17. Implementation of the Financial Sector Development Plan (FSDP) by the BSL will be expedited to help promote financial intermediation and maintain financial stability. Efforts at strengthening the banking supervisory and regulatory framework will be enhanced by pursuing approval of the reviews to key banking legislations to ensure compliance with international best practices. The adoption of risk-based supervision is also expected to be fast-tracked. Furthermore, the modernization of the payments system infrastructure, within the context of the West African Monetary Zone (WAMZ), is expected to come on stream in 2012 to help facilitate financial transactions.
18. My authorities hold the view that effective implementation of the country’s development agenda and sound macroeconomic policies requires a capable, motivated, and adequately remunerated civil service. Following cabinet approval of the multi-year reform strategy early this year, the requisite institutional framework is being developed to enhance public sector efficiency and productivity. With the support of development partners, professional training will be provided and stronger performance management systems instituted at all levels of the public sector.
19. As acknowledged by staff, the privatization of public enterprises has picked up steam in recent months, with the reform and divestiture processes already transitioned from preparatory to implementation phase. It is expected that the divestiture of several public enterprises will be concluded over the next year. In addition to creating fiscal space for priority spending, this will provide the much-needed boost to the operations of the Sierra Leone Stock Exchange (SLSE) by facilitating the listing of additional companies.
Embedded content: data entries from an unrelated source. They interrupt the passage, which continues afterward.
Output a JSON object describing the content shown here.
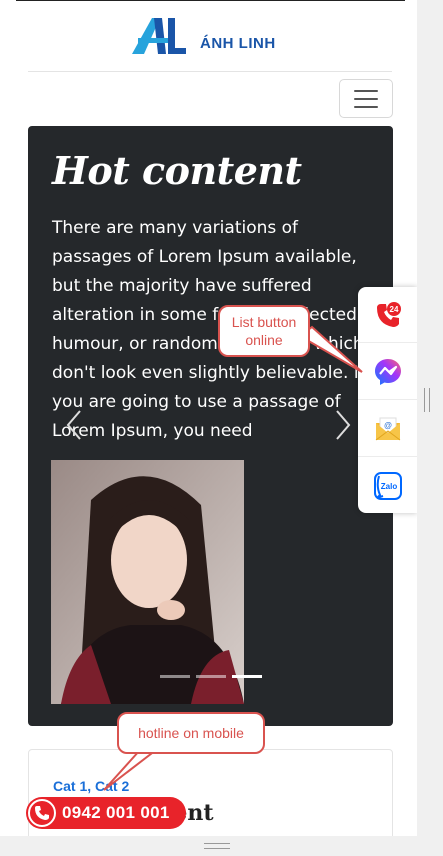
{
  "header": {
    "logo_text": "ÁNH LINH"
  },
  "hero": {
    "title": "Hot content",
    "text": "There are many variations of passages of Lorem Ipsum available, but the majority have suffered alteration in some form, by injected humour, or randomised words which don't look even slightly believable. If you are going to use a passage of Lorem Ipsum, you need",
    "indicator_count": 3,
    "active_indicator": 3
  },
  "card": {
    "category": "Cat 1, Cat 2",
    "title": "Content"
  },
  "hotline": {
    "number": "0942 001 001"
  },
  "float_buttons": [
    {
      "icon": "phone-24-icon"
    },
    {
      "icon": "messenger-icon"
    },
    {
      "icon": "email-icon"
    },
    {
      "icon": "zalo-icon",
      "label": "Zalo"
    }
  ],
  "annotations": {
    "list_button": "List button online",
    "hotline_mobile": "hotline on mobile"
  },
  "colors": {
    "brand_blue": "#1a55a8",
    "hero_bg": "#25282b",
    "hotline_red": "#e8232a",
    "callout_red": "#d9534f"
  }
}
20. The 2012 Doing Business report ranks Sierra Leone as one of the top ten global reformers, a testament to the far-reaching reforms that have been implemented to improve the business climate. Notwithstanding, my authorities will continue to strengthen the business regulatory framework and further minimize the barriers to investment, including through shrewd implementation of the Private Sector Development Strategy.
21. Finally, my authorities will be unrelenting in their efforts at improving governance, in spite of the significant progress already accomplished in the fight against corruption, as reflected by the 14 percentage point increase in the MO Ibrahim index over the past five years. As part of their efforts to improve transparency and accountability in the management of mineral and petroleum revenues, a National Minerals Agency will be established to ensure proper governance of the mining sector and the full realization of its potential. Furthermore, to underscore their commitment to the principles of the Extractive Industries Transparency Initiative (EITI), the governance framework of the mining sector will be strengthened to further improve transparency.
Conclusion
22. The swift response of my authorities in instituting appropriate corrective policy measures to address the fiscal slippages underscores their commitment to implementing the ECF program. They remain committed to pursuing sound macroeconomic policies and undertaking far-reaching structural reforms with a view to sustaining growth at a high level over the medium to long-term. Given the favorable growth outlook, they are determined to ensure that these prospects are translated into robust economic growth, poverty reduction and social development. My authorities consider the Fund’s and other development partners’ policy advice and financial assistance critical to successful implementation of their development agenda. They, therefore, solicit the Executive Board’s support in completing the second and third reviews under the ECF arrangement.